Duplicate Content Checker WordPress Plugins are a vital part of any bloggers tool kit.
Firstly, because WordPress automatically creates duplicate content and that duplicate content could be hurting your rankings.
Secondly, because other websites may be duplicating your content, and that also could damage your SEO. I recently discovered that my entire website had been ‘scraped’ and copied to another website. More about that, and how I dealt with it, below.
But first what exactly is duplicate content and why does it hurt your search engine rankings?
In a nutshell, duplicate content is content that is identical and can be accessed on two or more different URLs.
The duplication can occur:
- within your own website
- on another website: cross-domain duplication occurs when another website copies your content.
Let’s look at these two different occurrences of duplicate content:
Unfortunately, if your website runs on WordPress, it’s highly likely that that you have duplicate content.
But why does WordPress create duplicate content?
Well, strictly speaking, it doesn’t. In the WordPress database there is just one version of your article or blog post.
But WordPress allows that piece of content to be discoverable in numerous different ways, each with its own URL. And as far as the search engines are concerned, those different URLs represent duplicate content.
Let’s say you write an article about email marketing and you give it the permalink ‘email marketing’. Here are some of the ways that page can be accessed through different URLs:
- http:// yourdomain.com/email-marketing
- http:// yourdomain.com/tag/email-marketing
- http://www. yourdomain.com/tag/email-marketing
- http:// yourdomain.com/category/email-marketing
- http://www. yourdomain.com/Category/email-marketing
- https:// yourdomain.com/email-marketing
- https:// yourdomain.com/tag/email-marketing
- https://www. yourdomain.com/tag/email-marketing
- https:// yourdomain.com/category/email-marketing
- https://www. yourdomain.com/Category/email-marketing
Remember: this is the same piece of content. I’ve simply listed the different ways that piece of content can be potentially be found through organic search.
In addition to the above list of alternative URLs, Session ID and tracking parameters (UTMs), which are used on many ecommerce websites, also create unique URLs that can then turn up as duplicate content in the search results.
If you create lots of original content, sooner or later other people are going to want to copy that content and put it on their own website.
Maybe they’re lazy, maybe they don’t have your writing skills, or maybe they don’t even speak or write English.
Whatever, the case, it will happen to you sooner or later, especially as the domain authority of your website increases.
I recently discovered an instance where my entire website had been copied to another domain.
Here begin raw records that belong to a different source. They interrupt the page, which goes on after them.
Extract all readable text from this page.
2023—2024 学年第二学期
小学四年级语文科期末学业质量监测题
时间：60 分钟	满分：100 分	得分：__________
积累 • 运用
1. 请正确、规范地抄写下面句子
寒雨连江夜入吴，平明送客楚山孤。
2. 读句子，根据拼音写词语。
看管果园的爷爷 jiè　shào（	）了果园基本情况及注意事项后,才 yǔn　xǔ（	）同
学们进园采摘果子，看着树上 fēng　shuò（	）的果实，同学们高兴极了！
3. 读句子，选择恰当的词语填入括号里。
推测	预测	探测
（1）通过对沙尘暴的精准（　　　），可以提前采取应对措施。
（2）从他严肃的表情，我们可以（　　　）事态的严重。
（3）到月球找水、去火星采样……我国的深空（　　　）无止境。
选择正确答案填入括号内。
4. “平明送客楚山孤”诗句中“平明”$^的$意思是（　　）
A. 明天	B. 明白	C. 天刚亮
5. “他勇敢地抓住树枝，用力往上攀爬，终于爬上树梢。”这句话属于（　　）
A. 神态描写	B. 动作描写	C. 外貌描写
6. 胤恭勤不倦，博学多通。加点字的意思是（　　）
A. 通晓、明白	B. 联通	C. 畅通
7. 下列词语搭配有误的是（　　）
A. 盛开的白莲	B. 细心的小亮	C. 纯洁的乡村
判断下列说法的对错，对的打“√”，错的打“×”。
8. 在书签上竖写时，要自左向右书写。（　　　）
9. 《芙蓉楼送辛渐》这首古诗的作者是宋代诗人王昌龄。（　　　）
In this case the offender had purchased the .org version of my website and simply copied my website onto his domain, as shown in the screenshot below:
Duplicate content on other websites is often the result of ‘content scrapers’ – in other words, it’s been done by a program.
And this means that the internal links that you created are still in the stolen content.
And that in turn means that when this plagiarized content goes live, it creates backlinks to your website.
And that’s how I discover much of the content that has been duplicated from my website to another website: my backlink checker (MonitorBacklinks) sends me a notification that I have acquired a new backlink.
Of course, it’s a backlink I don’t want, and I quickly disavow that link.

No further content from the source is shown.